Egypt is currently facing one of the worst food crises in its modern history. The biggest wheat importer in the world, Egypt is heavily reliant on Russia and Ukraine. 80 percent of its imports of this essential cereal come from those two countries.
The comments by Egyptian President Abdel Fattah el-Sisi epitomise the indifference and complacent stupidity of ruling classes all over the world. The masses cannot afford bread? Well, why don’t they avoid starvation, suggests Sisi, by eating leaves as the Prophet Muhammed did?
Amr Adib (worth $42 million), the top-rated news show host in Egypt, has suggested that people simply stop buying organic food items.
In Pakistan, meanwhile, one cabinet minister proposed that people save money for importing food by…refraining from drinking more than two cups of tea per day! In Uganda, president Museveni told the people: if there is no bread, then they should eat cassava (a tuberous root)!
We might add the comments by Boris Johnson, Britain’s beleaguered Prime Minister, who, when asked what the price of bread is earlier in the year, answered that he had no idea, but that he could “tell you the price of a bottle of champagne”.
Such breathtaking arrogance is perhaps one of the most startling signs of the complete rottenness of the old ruling class.
Parallels jump out with the pampered aristocrats of 18th century ancien regime France, and the words attributed to Marie Antoinette, who is said to have answered complaints that the masses have no bread with the immortal words: “Let them eat cake.”
The ruling class is utterly detached from the mood in society. Like the ancien regime, they are ripe for overthrow.
Just as the ruling classes are detached from the mood in society, the masses feel increasing detachment with the political system that lords it over them.
In Tunisia, a referendum held last month to approve a new constitution – which effectively consolidates president Kais Saied’s one-man rule in the country – saw a turnout of only 27.5 percent. This shows a complete rejection of bourgeois politics, with most Tunisians having moved beyond a desire to ‘fix the system’.
As a Reuters article pointed out: “Many Tunisians, when asked about the political turmoil, point instead to a looming economic crisis as the most urgent issue facing the country.”
But while liberal commentators bemoan Saied’s “nail in the coffin of the Arab spring”, the Tunisian workers are on the move once more. In June, the General Union of Tunisian Labour (UGTT) was pushed by its members to call a one day public sector strike. In striking contrast to the referendum turnout, 96.2 percent of the UGTT membership participated in the mass shut-down.
Symptoms of revolution
What the above examples show – and there are many, many more besides – is that a qualitative shift in the world political situation is undoubtedly taking place.
In 1908, Lenin talked about an accumulation of ‘inflammable material’ in world politics. This is an apt description of the state of affairs in the present day.

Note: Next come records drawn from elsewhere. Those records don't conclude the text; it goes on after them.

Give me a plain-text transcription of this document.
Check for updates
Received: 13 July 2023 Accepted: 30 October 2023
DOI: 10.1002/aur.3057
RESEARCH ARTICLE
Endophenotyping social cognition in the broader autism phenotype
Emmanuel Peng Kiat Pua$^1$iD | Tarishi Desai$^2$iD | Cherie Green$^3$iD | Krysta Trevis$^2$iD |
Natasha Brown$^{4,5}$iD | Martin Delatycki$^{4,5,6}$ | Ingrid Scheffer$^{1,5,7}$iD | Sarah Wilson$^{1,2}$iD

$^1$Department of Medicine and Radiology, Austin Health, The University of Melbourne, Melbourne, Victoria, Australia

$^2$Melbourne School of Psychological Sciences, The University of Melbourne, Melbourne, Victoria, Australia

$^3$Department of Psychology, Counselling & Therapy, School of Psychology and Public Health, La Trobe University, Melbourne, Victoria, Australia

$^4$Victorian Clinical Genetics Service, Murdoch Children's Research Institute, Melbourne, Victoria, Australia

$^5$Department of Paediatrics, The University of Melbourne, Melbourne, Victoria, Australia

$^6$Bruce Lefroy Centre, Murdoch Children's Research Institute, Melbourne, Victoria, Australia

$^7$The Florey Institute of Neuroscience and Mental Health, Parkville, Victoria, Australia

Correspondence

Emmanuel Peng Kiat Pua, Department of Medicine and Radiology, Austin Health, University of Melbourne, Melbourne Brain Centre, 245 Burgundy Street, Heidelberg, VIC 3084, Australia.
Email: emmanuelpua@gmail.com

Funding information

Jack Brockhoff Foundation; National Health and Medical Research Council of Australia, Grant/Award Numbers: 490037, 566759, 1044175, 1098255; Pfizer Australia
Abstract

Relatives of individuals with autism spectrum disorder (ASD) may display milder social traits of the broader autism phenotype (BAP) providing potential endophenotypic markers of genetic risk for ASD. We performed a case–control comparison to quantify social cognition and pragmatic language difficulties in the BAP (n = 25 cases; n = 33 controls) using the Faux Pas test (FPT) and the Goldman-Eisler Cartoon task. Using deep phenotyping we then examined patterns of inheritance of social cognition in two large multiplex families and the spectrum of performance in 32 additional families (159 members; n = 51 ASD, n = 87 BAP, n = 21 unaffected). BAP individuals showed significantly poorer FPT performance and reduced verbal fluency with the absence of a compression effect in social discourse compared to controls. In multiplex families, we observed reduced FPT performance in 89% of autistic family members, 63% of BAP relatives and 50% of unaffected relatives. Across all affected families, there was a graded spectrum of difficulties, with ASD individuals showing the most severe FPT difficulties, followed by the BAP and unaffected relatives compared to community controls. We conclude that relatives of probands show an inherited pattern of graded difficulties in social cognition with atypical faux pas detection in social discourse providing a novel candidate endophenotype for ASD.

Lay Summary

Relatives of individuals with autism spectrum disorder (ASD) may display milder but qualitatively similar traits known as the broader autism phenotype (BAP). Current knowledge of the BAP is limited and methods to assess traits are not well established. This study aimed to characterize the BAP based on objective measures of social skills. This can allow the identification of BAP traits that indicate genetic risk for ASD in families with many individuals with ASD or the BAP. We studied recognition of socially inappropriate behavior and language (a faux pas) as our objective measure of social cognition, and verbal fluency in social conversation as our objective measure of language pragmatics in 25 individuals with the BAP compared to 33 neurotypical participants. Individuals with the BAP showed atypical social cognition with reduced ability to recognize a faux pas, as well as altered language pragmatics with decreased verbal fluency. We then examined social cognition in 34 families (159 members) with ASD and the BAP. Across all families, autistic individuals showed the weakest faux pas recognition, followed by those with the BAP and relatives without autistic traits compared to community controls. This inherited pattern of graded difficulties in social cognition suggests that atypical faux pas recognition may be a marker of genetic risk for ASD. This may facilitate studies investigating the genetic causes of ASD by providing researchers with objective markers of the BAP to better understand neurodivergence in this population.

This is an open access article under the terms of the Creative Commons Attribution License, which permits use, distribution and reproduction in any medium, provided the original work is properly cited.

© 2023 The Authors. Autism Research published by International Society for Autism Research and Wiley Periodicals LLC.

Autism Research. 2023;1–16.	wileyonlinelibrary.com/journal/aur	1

Then, as now, the fury of the masses was rising, from Persia to Turkey, India to China. Within ten years, the Russian masses were victorious in overthrowing capitalism for the first time in history.
Today, the suffering of the masses is growing more and more acute with each month that passes. The world is once more approaching a period of revolutionary upheaval.
A century ago, Lenin explained that among the conditions for revolutions, “the lower classes must be unable to go on living in the old way”, whilst “the upper classes can no longer rule in the old way”.
We can see how true that is today. Whilst the masses are being tortured, the ruling classes of one country after another are facing crises, splits, and scandals. There is no lack of ‘inflammable material’ all around the world. Each day it amasses in ever-greater quantities.
What is missing is the subjective factor, that is: a revolutionary organisation capable of directing the energy of the masses towards the historic goal of ending capitalism – and the oppression and want inherent in that system – and finally carrying out the world socialist revolution.